While this is the time of the year when analysts drum up support for select equities ahead of the new year, Penn’s inclusion on the Goldman Sharpe ratio list is notable. That’s because the bank’s high Sharpe ratio picks have a track record of beating the broader market. The bank says these picks beat the S&P 500 in nearly two-thirds of six-month periods since 1999, doing so by an average of 243 basis points.
“Many of these stocks have significant upside to consensus price targets, given analysts may be reluctant to change their forecasts,” adds Kostin.
Penn is the only game in Goldman’s latest basket of high Sharpe ratio ideas. Eighteen analysts cover Penn, with 11 having bullish or very bullish grades on the stock. Another six are neutral, while one has a bearish grade on the shares.
Penn Stock Has Catalysts
Like its gaming brethren, Penn has levers it can pull to potentially engineer better equity performance in 2022. For example, the integration of the Score Media and Gaming acquisition gives the company a foothold in what’s expected to be an exciting sports betting opportunity set in Canada.

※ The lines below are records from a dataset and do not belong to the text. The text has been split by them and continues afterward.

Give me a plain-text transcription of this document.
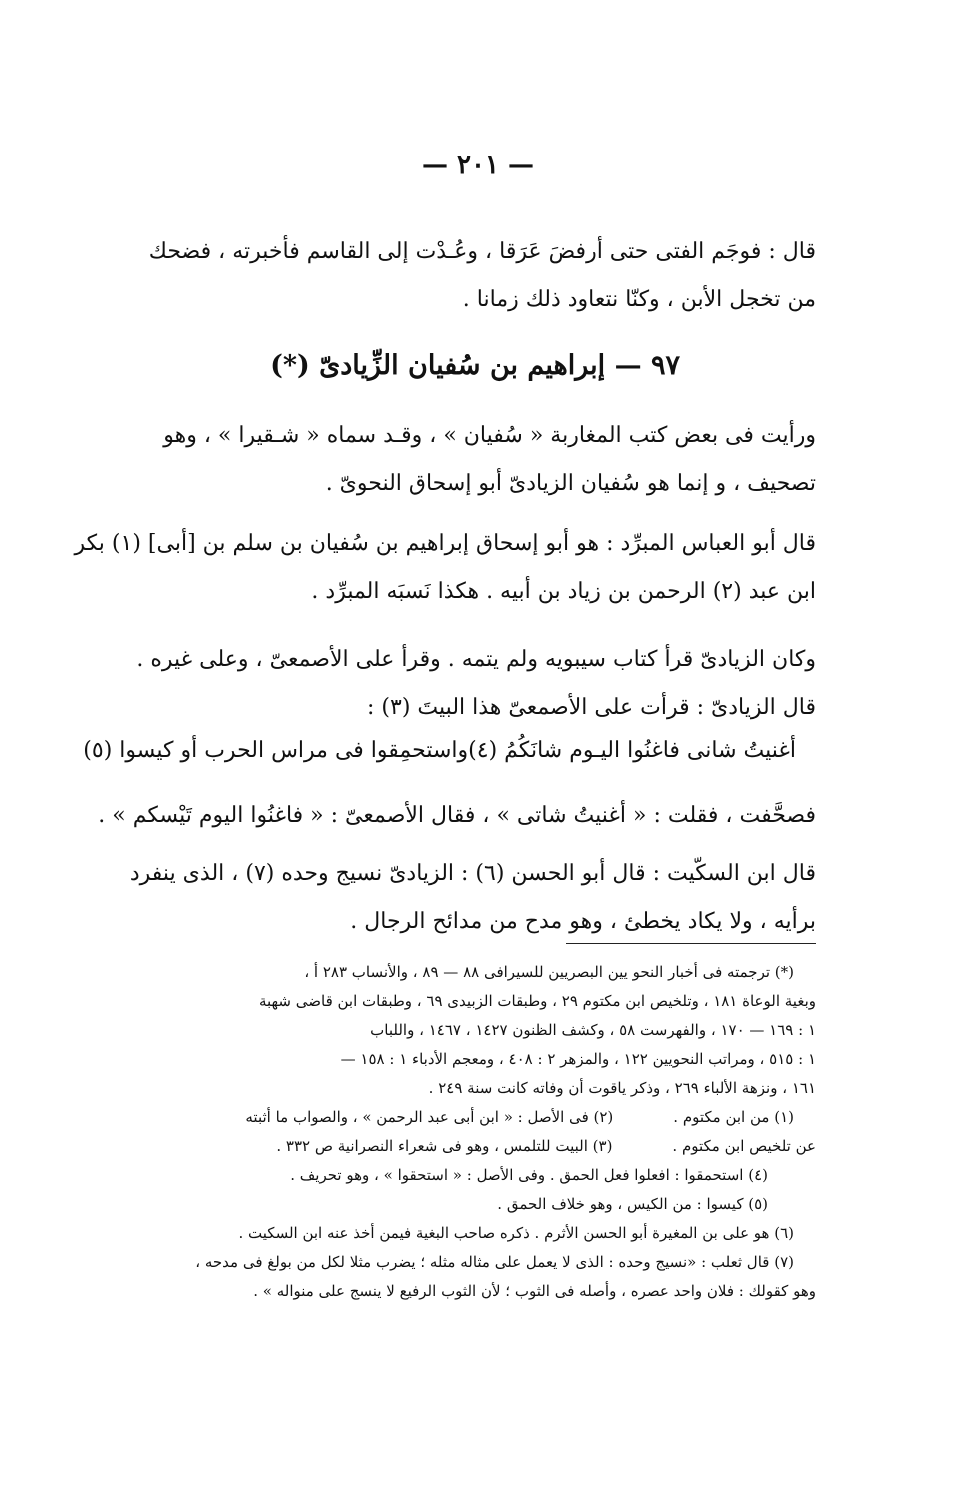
— ٢٠١ —
قال : فوجَم الفتى حتى أرفضَ عَرَقا ، وعُـدْت إلى القاسم فأخبرته ، فضحك
من تخجل الأبن ، وكنّا نتعاود ذلك زمانا .
٩٧ — إبراهيم بن سُفيان الزِّيادىّ (*)
ورأيت فى بعض كتب المغاربة « سُفيان » ، وقـد سماه « شـقيرا » ، وهو
تصحيف ، و إنما هو سُفيان الزيادىّ أبو إسحاق النحوىّ .
قال أبو العباس المبرِّد : هو أبو إسحاق إبراهيم بن سُفيان بن سلم بن [أبى] (١) بكر
ابن عبد (٢) الرحمن بن زياد بن أبيه . هكذا نَسبَه المبرِّد .
وكان الزيادىّ قرأ كتاب سيبويه ولم يتمه . وقرأ على الأصمعىّ ، وعلى غيره .
قال الزيادىّ : قرأت على الأصمعىّ هذا البيتَ (٣) :
أغنيتُ شانى فاغنُوا اليـوم شانَكُمُ (٤)
واستحمِقوا فى مراس الحرب أو كيسوا (٥)
فصحَّفت ، فقلت : « أغنيتُ شاتى » ، فقال الأصمعىّ : « فاغنُوا اليوم تَيْسكم » .
قال ابن السكّيت : قال أبو الحسن (٦) : الزيادىّ نسيج وحده (٧) ، الذى ينفرد
برأيه ، ولا يكاد يخطئ ، وهو مدح من مدائح الرجال .
(*) ترجمته فى أخبار النحو يين البصريين للسيرافى ٨٨ — ٨٩ ، والأنساب ٢٨٣ أ ،
وبغية الوعاة ١٨١ ، وتلخيص ابن مكتوم ٢٩ ، وطبقات الزبيدى ٦٩ ، وطبقات ابن قاضى شهبة
١ : ١٦٩ — ١٧٠ ، والفهرست ٥٨ ، وكشف الظنون ١٤٢٧ ، ١٤٦٧ ، واللباب
١ : ٥١٥ ، ومراتب النحويين ١٢٢ ، والمزهر ٢ : ٤٠٨ ، ومعجم الأدباء ١ : ١٥٨ —
١٦١ ، ونزهة الألباء ٢٦٩ ، وذكر ياقوت أن وفاته كانت سنة ٢٤٩ .
(١) من ابن مكتوم .
(٢) فى الأصل : « ابن أبى عبد الرحمن » ، والصواب ما أثبته
عن تلخيص ابن مكتوم .
(٣) البيت للتلمس ، وهو فى شعراء النصرانية ص ٣٣٢ .
(٤) استحمقوا : افعلوا فعل الحمق . وفى الأصل : « استحقوا » ، وهو تحريف .
(٥) كيسوا : من الكيس ، وهو خلاف الحمق .
(٦) هو على بن المغيرة أبو الحسن الأثرم . ذكره صاحب البغية فيمن أخذ عنه ابن السكيت .
(٧) قال ثعلب : «نسيج وحده : الذى لا يعمل على مثاله مثله ؛ يضرب مثلا لكل من بولغ فى مدحه ،
وهو كقولك : فلان واحد عصره ، وأصله فى الثوب ؛ لأن الثوب الرفيع لا ينسج على منواله » .
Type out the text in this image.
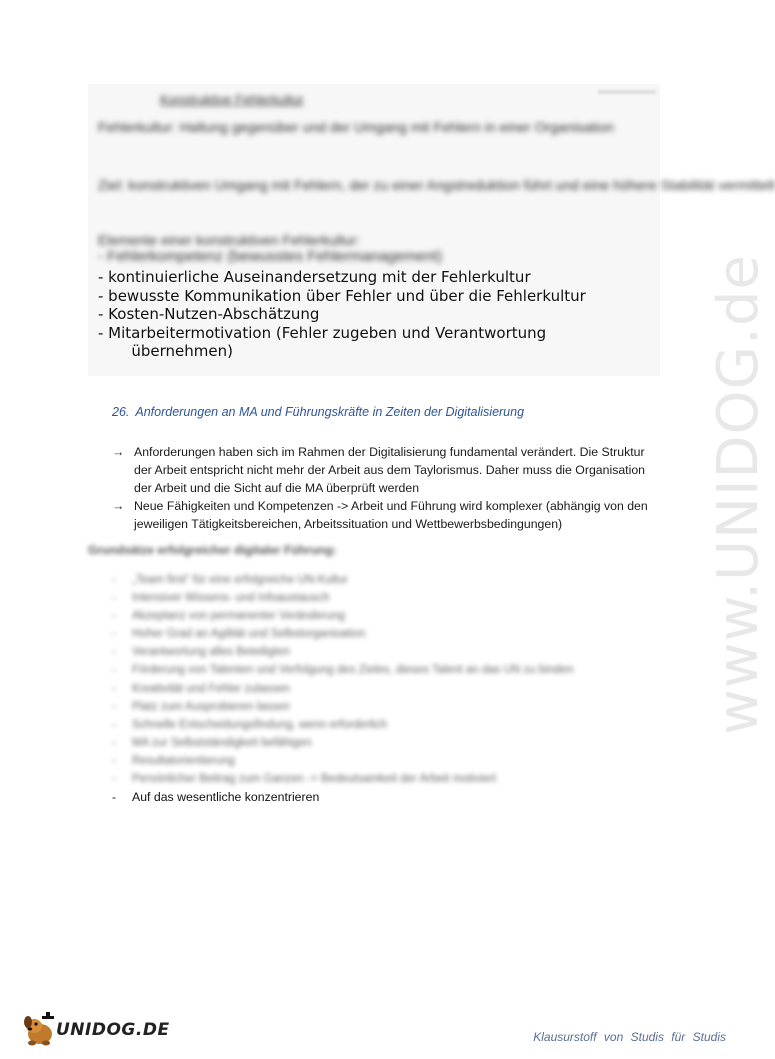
Konstruktive Fehlerkultur
Fehlerkultur: Haltung gegenüber und der Umgang mit Fehlern in einer Organisation
Ziel: konstruktiven Umgang mit Fehlern, der zu einer Angstreduktion führt und eine höhere Stabilität vermittelt
Elemente einer konstruktiven Fehlerkultur:
- Fehlerkompetenz (bewusstes Fehlermanagement)
- kontinuierliche Auseinandersetzung mit der Fehlerkultur
- bewusste Kommunikation über Fehler und über die Fehlerkultur
- Kosten-Nutzen-Abschätzung
- Mitarbeitermotivation (Fehler zugeben und Verantwortung
übernehmen)
26. Anforderungen an MA und Führungskräfte in Zeiten der Digitalisierung
→ Anforderungen haben sich im Rahmen der Digitalisierung fundamental verändert. Die Struktur der Arbeit entspricht nicht mehr der Arbeit aus dem Taylorismus. Daher muss die Organisation der Arbeit und die Sicht auf die MA überprüft werden
→ Neue Fähigkeiten und Kompetenzen -> Arbeit und Führung wird komplexer (abhängig von den jeweiligen Tätigkeitsbereichen, Arbeitssituation und Wettbewerbsbedingungen)
Grundsätze erfolgreicher digitaler Führung:
- „Team first“ für eine erfolgreiche UN-Kultur
- Intensiver Wissens- und Infoaustausch
- Akzeptanz von permanenter Veränderung
- Hoher Grad an Agilität und Selbstorganisation
- Verantwortung alles Beteiligten
- Förderung von Talenten und Verfolgung des Zieles, dieses Talent an das UN zu binden
- Kreativität und Fehler zulassen
- Platz zum Ausprobieren lassen
- Schnelle Entscheidungsfindung, wenn erforderlich
- MA zur Selbstständigkeit befähigen
- Resultatorientierung
- Persönlicher Beitrag zum Ganzen -> Bedeutsamkeit der Arbeit motiviert
- Auf das wesentliche konzentrieren
www.UNIDOG.de
UNIDOG.DE	Klausurstoff von Studis für Studis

To date, the deal for theScore is Penn’s largest in the sports betting arena. It easily dwarfs the $163 million in cash and stock it doled out in January 2020 to buy 36 percent of Barstool Sports.
Speaking of Barstool: If Penn’s Barstool Sportsbook venture can prove to the investment community that it’s grabbing low to mid- double-digit market share in the markets in which it’s available with less marketing spend than rivals, investors could reward the stock in 2022.